La historia del siglo XIX es una plena demostración de la objetividad de
esta hipótesis sobre los alcances de un principio de soberanía
“encarnado” pero no “ejercido” por el pueblo, así como la historia
vivida antes de las guerras de independencia y que constituye su más
valioso y desconocido subsuelo. En la década explosiva de 1780, se
efectuó uno de los más grandes movimientos insurreccionales de masas
en la América Española, de tal calado y profundidad, que rebasó el
marco provincial de los virreinatos, las capitanías y las reales
audiencias: el alzamiento de Tupac Amarú en el Perú, el de Tupac
Katari en Bolivia y la insurrección de los Comuneros en la Colombia de
1781. El explosivo movimiento de los Comuneros se gestó como un acto
de protesta contra el despotismo fiscal y se desdobló luego en una
típica forma insurreccional, con tropas organizadas en Comunes y un
sentido ideológico que fue aclarándose y radicalizándose en el curso de
la lucha armada. La fuerza radical de esta revolución puede medirse
por el sucesivo aplastamiento de las milicias reales, la destrucción de
los “estancos”, la liberación de los esclavos en los centros mineros y una
dinámica orientada hacia la independencia política de la corona de
España. Lo esencial de este proceso es que constituyó una formulación
popular del problema de la independencia y una negación práctica de la
soberanía del rey, a nombre de la soberanía del pueblo. Semejante
movimiento social no fue debelado por medio de una victoria militar,
sino de algo que aparecía como una tremenda concesión del poder real:
las capitulaciones, negociadas por un arzobispo-virrey y fundamentales
en el principio, antiabsolutista, de que el soberano entraba en
negociación con sus vasallos. Disueltas las tropas que habían creído
imponer una nueva Carta de Derechos por medio de las Capitulaciones,
éstas fueron desconocidas por las autoridades coloniales como
contrarias a todo derecho y se emprendió la pacificación a sangre y
fuego. Lo más trascendente de esta experiencia, es que las masas
aldeanas y campesinas se comprometieron en una insurrección
revolucionaria y cuya praxis conllevaba los gérmenes ideológicos de la
independencia y de la revolución social; y que la aristocracia letrada se
alistó con la causa del rey, en contra de ese alzamiento de la plebe “de
color quebrado”. Esto ocurría en 1781, o sea, unos años antes de la
primera Revolución Francesa, cuyo mensaje ideológico oyeron los
aristócratas y los letrados de Santafé, Tunja y Cartagena, los mismos
que no pudieron comprender el mensaje revolucionario de las masas
insurrectas, combatiendo por ganar, en la práctica, la soberanía
popular y el derecho de cada país a gobernarse a sí mismo.
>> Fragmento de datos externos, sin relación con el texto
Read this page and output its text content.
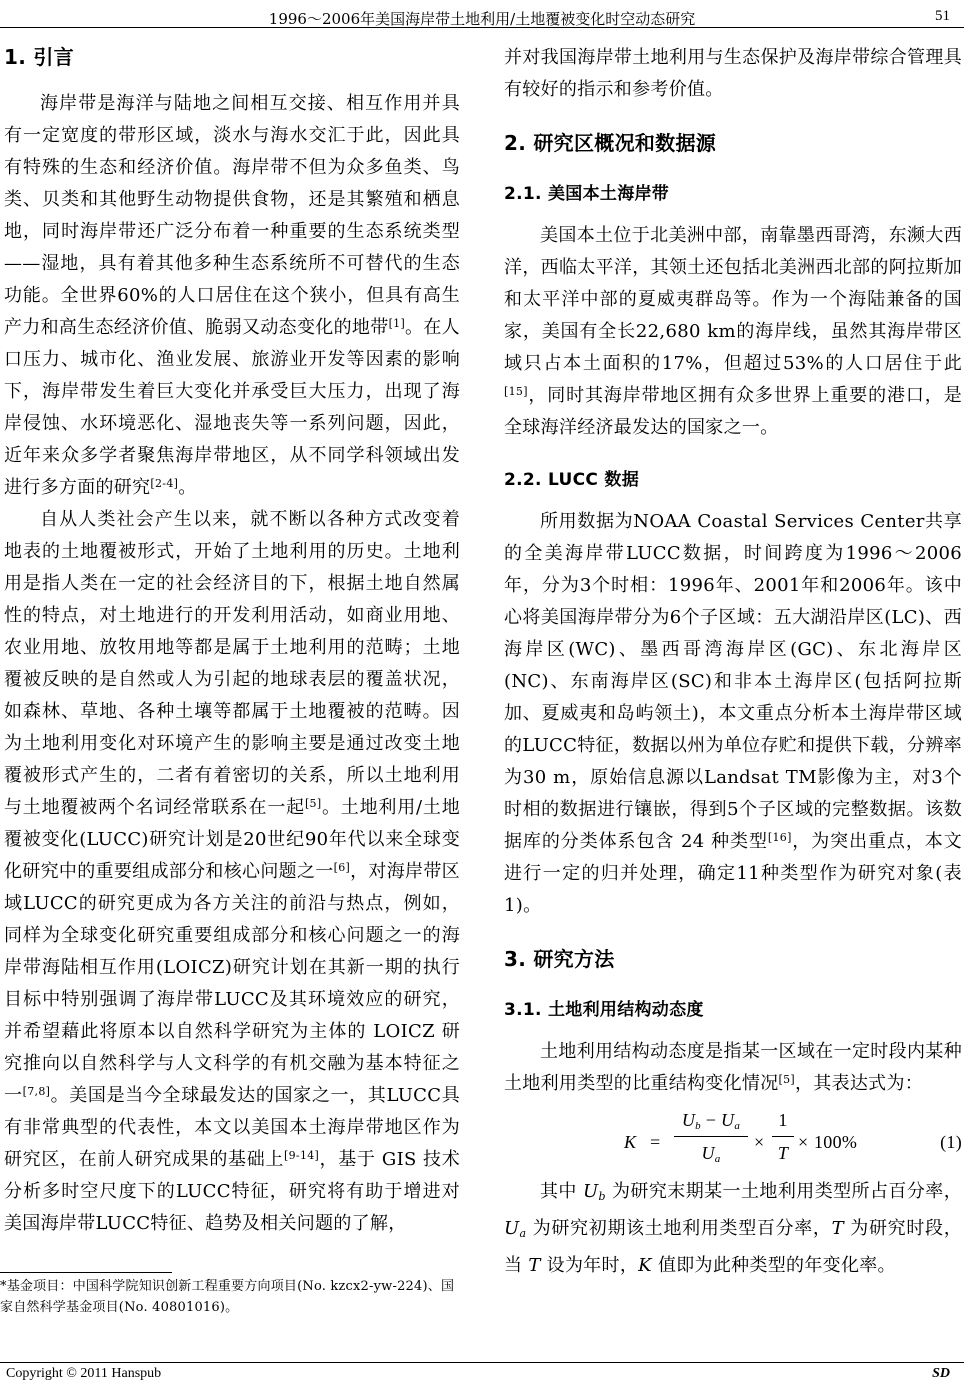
1996～2006年美国海岸带土地利用/土地覆被变化时空动态研究	51
1. 引言

海岸带是海洋与陆地之间相互交接、相互作用并具有一定宽度的带形区域，淡水与海水交汇于此，因此具有特殊的生态和经济价值。海岸带不但为众多鱼类、鸟类、贝类和其他野生动物提供食物，还是其繁殖和栖息地，同时海岸带还广泛分布着一种重要的生态系统类型——湿地，具有着其他多种生态系统所不可替代的生态功能。全世界60%的人口居住在这个狭小，但具有高生产力和高生态经济价值、脆弱又动态变化的地带[1]。在人口压力、城市化、渔业发展、旅游业开发等因素的影响下，海岸带发生着巨大变化并承受巨大压力，出现了海岸侵蚀、水环境恶化、湿地丧失等一系列问题，因此，近年来众多学者聚焦海岸带地区，从不同学科领域出发进行多方面的研究[2-4]。

自从人类社会产生以来，就不断以各种方式改变着地表的土地覆被形式，开始了土地利用的历史。土地利用是指人类在一定的社会经济目的下，根据土地自然属性的特点，对土地进行的开发利用活动，如商业用地、农业用地、放牧用地等都是属于土地利用的范畴；土地覆被反映的是自然或人为引起的地球表层的覆盖状况，如森林、草地、各种土壤等都属于土地覆被的范畴。因为土地利用变化对环境产生的影响主要是通过改变土地覆被形式产生的，二者有着密切的关系，所以土地利用与土地覆被两个名词经常联系在一起[5]。土地利用/土地覆被变化(LUCC)研究计划是20世纪90年代以来全球变化研究中的重要组成部分和核心问题之一[6]，对海岸带区域LUCC的研究更成为各方关注的前沿与热点，例如，同样为全球变化研究重要组成部分和核心问题之一的海岸带海陆相互作用(LOICZ)研究计划在其新一期的执行目标中特别强调了海岸带LUCC及其环境效应的研究，并希望藉此将原本以自然科学研究为主体的 LOICZ 研究推向以自然科学与人文科学的有机交融为基本特征之一[7,8]。美国是当今全球最发达的国家之一，其LUCC具有非常典型的代表性，本文以美国本土海岸带地区作为研究区，在前人研究成果的基础上[9-14]，基于 GIS 技术分析多时空尺度下的LUCC特征，研究将有助于增进对美国海岸带LUCC特征、趋势及相关问题的了解，

*基金项目：中国科学院知识创新工程重要方向项目(No. kzcx2-yw-224)、国家自然科学基金项目(No. 40801016)。

并对我国海岸带土地利用与生态保护及海岸带综合管理具有较好的指示和参考价值。

2. 研究区概况和数据源
2.1. 美国本土海岸带

美国本土位于北美洲中部，南靠墨西哥湾，东濒大西洋，西临太平洋，其领土还包括北美洲西北部的阿拉斯加和太平洋中部的夏威夷群岛等。作为一个海陆兼备的国家，美国有全长22,680 km的海岸线，虽然其海岸带区域只占本土面积的17%，但超过53%的人口居住于此[15]，同时其海岸带地区拥有众多世界上重要的港口，是全球海洋经济最发达的国家之一。

2.2. LUCC 数据

所用数据为NOAA Coastal Services Center共享的全美海岸带LUCC数据，时间跨度为1996～2006年，分为3个时相：1996年、2001年和2006年。该中心将美国海岸带分为6个子区域：五大湖沿岸区(LC)、西海岸区(WC)、墨西哥湾海岸区(GC)、东北海岸区(NC)、东南海岸区(SC)和非本土海岸区(包括阿拉斯加、夏威夷和岛屿领土)，本文重点分析本土海岸带区域的LUCC特征，数据以州为单位存贮和提供下载，分辨率为30 m，原始信息源以Landsat TM影像为主，对3个时相的数据进行镶嵌，得到5个子区域的完整数据。该数据库的分类体系包含 24 种类型[16]，为突出重点，本文进行一定的归并处理，确定11种类型作为研究对象(表1)。

3. 研究方法
3.1. 土地利用结构动态度

土地利用结构动态度是指某一区域在一定时段内某种土地利用类型的比重结构变化情况[5]，其表达式为：

K =
$U_b - U_a$
$U_a$
×
1
T
× 100%	(1)

其中 $U_b$ 为研究末期某一土地利用类型所占百分率，$U_a$ 为研究初期该土地利用类型百分率，T 为研究时段，当 T 设为年时，K 值即为此种类型的年变化率。

Copyright © 2011 Hanspub	SD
Un gran general de la “aristocracia mantuana” de Caracas, Simón
Bolívar, salvó el movimiento independiente, al transformar el
alzamiento político de la aristocracia en una guerra de liberación social,
llevando a la masa de campesinos, mitayos, obrajeros, menestrales,
artesanos, peones, siervos y esclavos, un mensaje comprensible y suyo:
el de la abolición de la esclavitud y de las obligaciones serviles, el del
arrasamiento de las alcabalas y de la tributación personal sobre los
indios, el de la extinción de los estancos y del absolutismo fiscal, el de
la redistribución de la tierra o el de consagración de la libertad de
siembras y comercio. Esta maniobra estratégica desdobló la revolución
política en una revolución social, transformando, radicalmente, el
carácter de la guerra: pero aún antes de iniciarse la vida formal de la
Primera República, se había rehecho el poder de las antiguas clases
terratenientes y se había frustrado el proceso de esa revolución social.
1 Tomado de Antonio García, La estructura del atraso en América Latina, Editorial Pleamar. Buenos
Aires. Argentina 1969. Capítulo VII.